Métaphysique : le temps des philosophes
Comment concilier le temps défini par la physique théorique avec celui que tout un chacun perçoit au quotidien ? Un atelier de philosophie réunissant un panel international de spécialistes a exposé ses réflexions à l’invitation de Fabrice Correia, professeur à l’Université de Neuchâtel (UniNE). Un événement qui marque une étape du projet «Métaphysique du temps et ses occupants». Dirigé par Fabrice Correia, ce projet avait reçu en août 2015, au terme d’une mise au concours, un soutien du Fonds national suisse de 1,4 million de francs pour une période de cinq ans.
Selon notre conception ordinaire des choses, la position occupée par un événement et l’instant où il se déroule sont absolus, ils ne dépendent pas d’un observateur ou d’une perspective d’observation particuliers.

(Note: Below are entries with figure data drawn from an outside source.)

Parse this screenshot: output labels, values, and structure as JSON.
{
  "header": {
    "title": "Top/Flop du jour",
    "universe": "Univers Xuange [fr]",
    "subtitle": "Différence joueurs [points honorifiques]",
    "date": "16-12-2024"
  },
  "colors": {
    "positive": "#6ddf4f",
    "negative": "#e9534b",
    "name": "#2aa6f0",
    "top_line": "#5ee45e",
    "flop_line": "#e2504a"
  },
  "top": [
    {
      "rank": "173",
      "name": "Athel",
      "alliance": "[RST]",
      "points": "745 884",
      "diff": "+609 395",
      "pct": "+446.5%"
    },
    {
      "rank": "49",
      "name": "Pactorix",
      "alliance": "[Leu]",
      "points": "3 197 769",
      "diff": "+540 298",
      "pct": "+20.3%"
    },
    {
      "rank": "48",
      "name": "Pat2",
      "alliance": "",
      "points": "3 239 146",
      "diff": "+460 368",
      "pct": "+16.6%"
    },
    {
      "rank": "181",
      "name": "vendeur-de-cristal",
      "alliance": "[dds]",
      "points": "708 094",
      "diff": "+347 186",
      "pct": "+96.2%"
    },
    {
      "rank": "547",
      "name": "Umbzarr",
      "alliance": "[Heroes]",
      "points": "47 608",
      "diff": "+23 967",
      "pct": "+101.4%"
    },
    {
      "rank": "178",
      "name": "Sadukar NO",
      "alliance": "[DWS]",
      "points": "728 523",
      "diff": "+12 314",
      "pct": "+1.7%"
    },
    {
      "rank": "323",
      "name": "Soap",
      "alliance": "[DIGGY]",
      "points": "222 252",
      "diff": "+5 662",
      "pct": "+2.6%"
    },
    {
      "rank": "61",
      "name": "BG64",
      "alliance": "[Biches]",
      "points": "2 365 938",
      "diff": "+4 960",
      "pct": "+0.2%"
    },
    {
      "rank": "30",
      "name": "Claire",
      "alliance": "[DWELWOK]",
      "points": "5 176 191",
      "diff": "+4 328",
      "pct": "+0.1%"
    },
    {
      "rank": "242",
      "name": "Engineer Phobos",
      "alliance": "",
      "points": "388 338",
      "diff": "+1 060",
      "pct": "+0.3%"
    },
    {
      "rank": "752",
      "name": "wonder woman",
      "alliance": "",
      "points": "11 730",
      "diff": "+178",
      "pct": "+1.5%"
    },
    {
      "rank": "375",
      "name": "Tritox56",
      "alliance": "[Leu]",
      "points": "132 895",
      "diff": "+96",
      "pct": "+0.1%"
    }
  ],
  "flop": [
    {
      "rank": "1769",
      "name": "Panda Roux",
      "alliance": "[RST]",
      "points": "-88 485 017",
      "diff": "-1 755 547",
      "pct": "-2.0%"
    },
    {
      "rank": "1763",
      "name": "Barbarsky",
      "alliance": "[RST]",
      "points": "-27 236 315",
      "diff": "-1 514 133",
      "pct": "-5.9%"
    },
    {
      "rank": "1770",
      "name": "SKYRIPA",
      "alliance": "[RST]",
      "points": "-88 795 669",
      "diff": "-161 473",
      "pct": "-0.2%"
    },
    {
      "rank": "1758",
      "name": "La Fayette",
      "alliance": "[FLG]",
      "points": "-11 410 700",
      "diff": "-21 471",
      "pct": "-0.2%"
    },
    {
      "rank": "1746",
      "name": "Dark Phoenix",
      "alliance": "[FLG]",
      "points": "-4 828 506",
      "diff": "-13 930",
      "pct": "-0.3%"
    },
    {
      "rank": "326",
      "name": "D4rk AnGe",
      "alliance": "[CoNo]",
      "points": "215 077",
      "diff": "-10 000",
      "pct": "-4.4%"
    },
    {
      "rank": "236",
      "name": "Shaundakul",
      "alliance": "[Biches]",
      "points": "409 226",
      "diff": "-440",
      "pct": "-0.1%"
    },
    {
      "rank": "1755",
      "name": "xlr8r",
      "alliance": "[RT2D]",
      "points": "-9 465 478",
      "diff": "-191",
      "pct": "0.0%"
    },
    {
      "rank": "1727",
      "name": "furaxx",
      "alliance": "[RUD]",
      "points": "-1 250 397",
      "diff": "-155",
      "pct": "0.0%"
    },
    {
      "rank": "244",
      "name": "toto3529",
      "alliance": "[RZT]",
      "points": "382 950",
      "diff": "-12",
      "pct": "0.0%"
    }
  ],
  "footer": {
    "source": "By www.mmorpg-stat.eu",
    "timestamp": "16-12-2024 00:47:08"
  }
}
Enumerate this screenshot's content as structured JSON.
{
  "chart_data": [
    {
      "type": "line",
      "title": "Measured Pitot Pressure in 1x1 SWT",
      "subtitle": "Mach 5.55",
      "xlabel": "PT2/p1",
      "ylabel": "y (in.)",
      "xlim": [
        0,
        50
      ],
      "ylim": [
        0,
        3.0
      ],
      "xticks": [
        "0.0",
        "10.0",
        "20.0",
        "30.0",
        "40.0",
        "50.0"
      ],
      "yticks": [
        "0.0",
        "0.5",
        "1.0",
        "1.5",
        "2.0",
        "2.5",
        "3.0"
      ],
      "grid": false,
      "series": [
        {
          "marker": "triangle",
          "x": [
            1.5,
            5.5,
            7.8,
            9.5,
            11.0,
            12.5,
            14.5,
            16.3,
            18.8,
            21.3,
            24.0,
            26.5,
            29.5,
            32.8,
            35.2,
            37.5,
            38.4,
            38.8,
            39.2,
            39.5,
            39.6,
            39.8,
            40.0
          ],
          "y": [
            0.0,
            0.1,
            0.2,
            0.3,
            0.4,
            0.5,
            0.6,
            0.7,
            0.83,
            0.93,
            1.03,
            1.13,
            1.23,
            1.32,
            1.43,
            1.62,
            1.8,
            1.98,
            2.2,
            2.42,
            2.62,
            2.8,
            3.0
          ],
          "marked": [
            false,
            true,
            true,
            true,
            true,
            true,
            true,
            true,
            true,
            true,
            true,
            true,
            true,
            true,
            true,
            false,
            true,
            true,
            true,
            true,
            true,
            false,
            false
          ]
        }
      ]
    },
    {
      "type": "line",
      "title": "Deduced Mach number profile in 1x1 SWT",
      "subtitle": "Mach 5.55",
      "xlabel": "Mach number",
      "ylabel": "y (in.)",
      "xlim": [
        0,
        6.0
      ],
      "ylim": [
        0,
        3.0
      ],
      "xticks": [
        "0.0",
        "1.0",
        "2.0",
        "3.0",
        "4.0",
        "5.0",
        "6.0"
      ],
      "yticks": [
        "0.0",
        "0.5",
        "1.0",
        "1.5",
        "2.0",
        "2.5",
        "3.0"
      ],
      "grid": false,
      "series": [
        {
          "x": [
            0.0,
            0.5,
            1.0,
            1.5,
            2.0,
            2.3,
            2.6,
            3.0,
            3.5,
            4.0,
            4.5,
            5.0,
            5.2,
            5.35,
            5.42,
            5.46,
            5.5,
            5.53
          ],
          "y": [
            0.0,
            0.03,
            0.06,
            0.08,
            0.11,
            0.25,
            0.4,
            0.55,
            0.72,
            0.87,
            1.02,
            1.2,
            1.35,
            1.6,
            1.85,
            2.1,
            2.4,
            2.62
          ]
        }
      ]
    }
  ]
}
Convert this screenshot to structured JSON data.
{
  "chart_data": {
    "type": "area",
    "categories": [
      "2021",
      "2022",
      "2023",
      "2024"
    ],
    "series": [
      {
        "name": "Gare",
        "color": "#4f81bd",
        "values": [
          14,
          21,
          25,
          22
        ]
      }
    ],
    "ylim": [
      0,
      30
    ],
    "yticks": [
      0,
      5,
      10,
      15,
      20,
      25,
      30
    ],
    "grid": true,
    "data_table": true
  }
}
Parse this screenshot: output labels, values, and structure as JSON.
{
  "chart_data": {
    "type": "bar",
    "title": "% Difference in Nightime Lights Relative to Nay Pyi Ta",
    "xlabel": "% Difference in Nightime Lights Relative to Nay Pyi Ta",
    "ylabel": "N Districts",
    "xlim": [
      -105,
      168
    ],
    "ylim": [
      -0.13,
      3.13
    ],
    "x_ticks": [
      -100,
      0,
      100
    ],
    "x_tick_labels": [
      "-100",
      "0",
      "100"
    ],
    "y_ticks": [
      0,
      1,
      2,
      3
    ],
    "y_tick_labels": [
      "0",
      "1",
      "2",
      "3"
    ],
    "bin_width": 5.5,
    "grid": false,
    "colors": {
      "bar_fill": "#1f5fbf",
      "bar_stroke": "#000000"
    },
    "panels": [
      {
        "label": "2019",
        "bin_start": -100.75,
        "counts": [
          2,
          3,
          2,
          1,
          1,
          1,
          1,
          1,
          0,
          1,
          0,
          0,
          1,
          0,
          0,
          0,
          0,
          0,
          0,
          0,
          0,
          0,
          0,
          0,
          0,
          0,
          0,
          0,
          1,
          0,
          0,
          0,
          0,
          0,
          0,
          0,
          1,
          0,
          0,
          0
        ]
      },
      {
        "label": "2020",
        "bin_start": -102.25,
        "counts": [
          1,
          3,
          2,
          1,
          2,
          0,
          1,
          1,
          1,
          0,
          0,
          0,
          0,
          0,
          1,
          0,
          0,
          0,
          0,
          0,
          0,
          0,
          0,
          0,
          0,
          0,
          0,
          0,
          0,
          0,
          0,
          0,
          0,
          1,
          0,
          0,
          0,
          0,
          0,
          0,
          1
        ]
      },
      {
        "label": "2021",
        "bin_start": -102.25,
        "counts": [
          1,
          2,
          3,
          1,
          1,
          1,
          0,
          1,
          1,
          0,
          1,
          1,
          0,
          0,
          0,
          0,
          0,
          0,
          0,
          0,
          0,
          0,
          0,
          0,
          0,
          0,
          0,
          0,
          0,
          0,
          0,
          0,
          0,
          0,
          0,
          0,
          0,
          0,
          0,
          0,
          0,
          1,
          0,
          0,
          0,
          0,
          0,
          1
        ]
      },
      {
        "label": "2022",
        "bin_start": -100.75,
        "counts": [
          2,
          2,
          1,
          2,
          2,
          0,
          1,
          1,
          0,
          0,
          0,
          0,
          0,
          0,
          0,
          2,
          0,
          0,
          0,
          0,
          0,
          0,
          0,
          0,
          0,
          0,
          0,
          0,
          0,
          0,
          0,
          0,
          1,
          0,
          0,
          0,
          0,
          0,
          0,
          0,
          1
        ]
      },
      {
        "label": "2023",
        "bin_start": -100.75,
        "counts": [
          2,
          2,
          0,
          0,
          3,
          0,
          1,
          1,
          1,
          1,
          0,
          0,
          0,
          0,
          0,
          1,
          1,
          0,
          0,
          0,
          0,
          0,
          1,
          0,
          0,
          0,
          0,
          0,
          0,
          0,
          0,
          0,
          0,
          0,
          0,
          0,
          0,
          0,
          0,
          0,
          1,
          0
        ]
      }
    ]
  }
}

Toujours selon cette conception, les objets qui sont localisés dans l’espace ont toujours une position et une vitesse bien déterminées, rappelle Fabrice Correia, titulaire de la Chaire de logique et de philosophie contemporaine.
Mais, selon la théorie de la relativité d’Einstein, il n’y a pas de choses telles qu’une position absolue ou qu’un instant absolu et, qui plus est, les distances spatiales et temporelles entre événements varient selon les observateurs. De plus, en physique quantique, sitôt qu’on se situe à l’échelle des atomes, il devient impossible de décrire avec exactitude à la fois la position d’un objet à un instant donné et sa vitesse à cet instant. La mesure des positions et des vitesses devient probabiliste et n’est plus une valeur absolue, que l’on peut obtenir au moyen de règles et d’horloges.
Ces conceptions contre-intuitives du temps interpellent une branche particulière de la philosophie : la métaphysique, qui s’intéresse à la structure du monde et à son fonctionnement. «Notre approche s’interroge sur la manière de faire cadrer le temps des physiciens avec une conception intuitive du temps», indique Fabrice Correia.
Cette différence entre le temps des physiciens et celui du quotidien n’est pas sans rappeler les réflexions traitant du corps et de l’esprit. On sait aujourd’hui qu’il y a des liens entre les phénomènes mentaux et le métabolisme du corps, et selon une théorie populaire, les premiers «dérivent» de ce dernier. Il est tentant d’en tirer un parallèle pour la théorie du temps, où le corps serait le temps du physicien et l’esprit, le temps du quotidien. Et c’est le rôle des philosophes que de tenter de tisser les liens entre les deux, objet de l’atelier organisé à l’Université de Neuchâtel. Y ont pris part des philosophes des universités d’Oxford (UK), de Birmingham (UK), de Hambourg (D) et de Toronto (Can).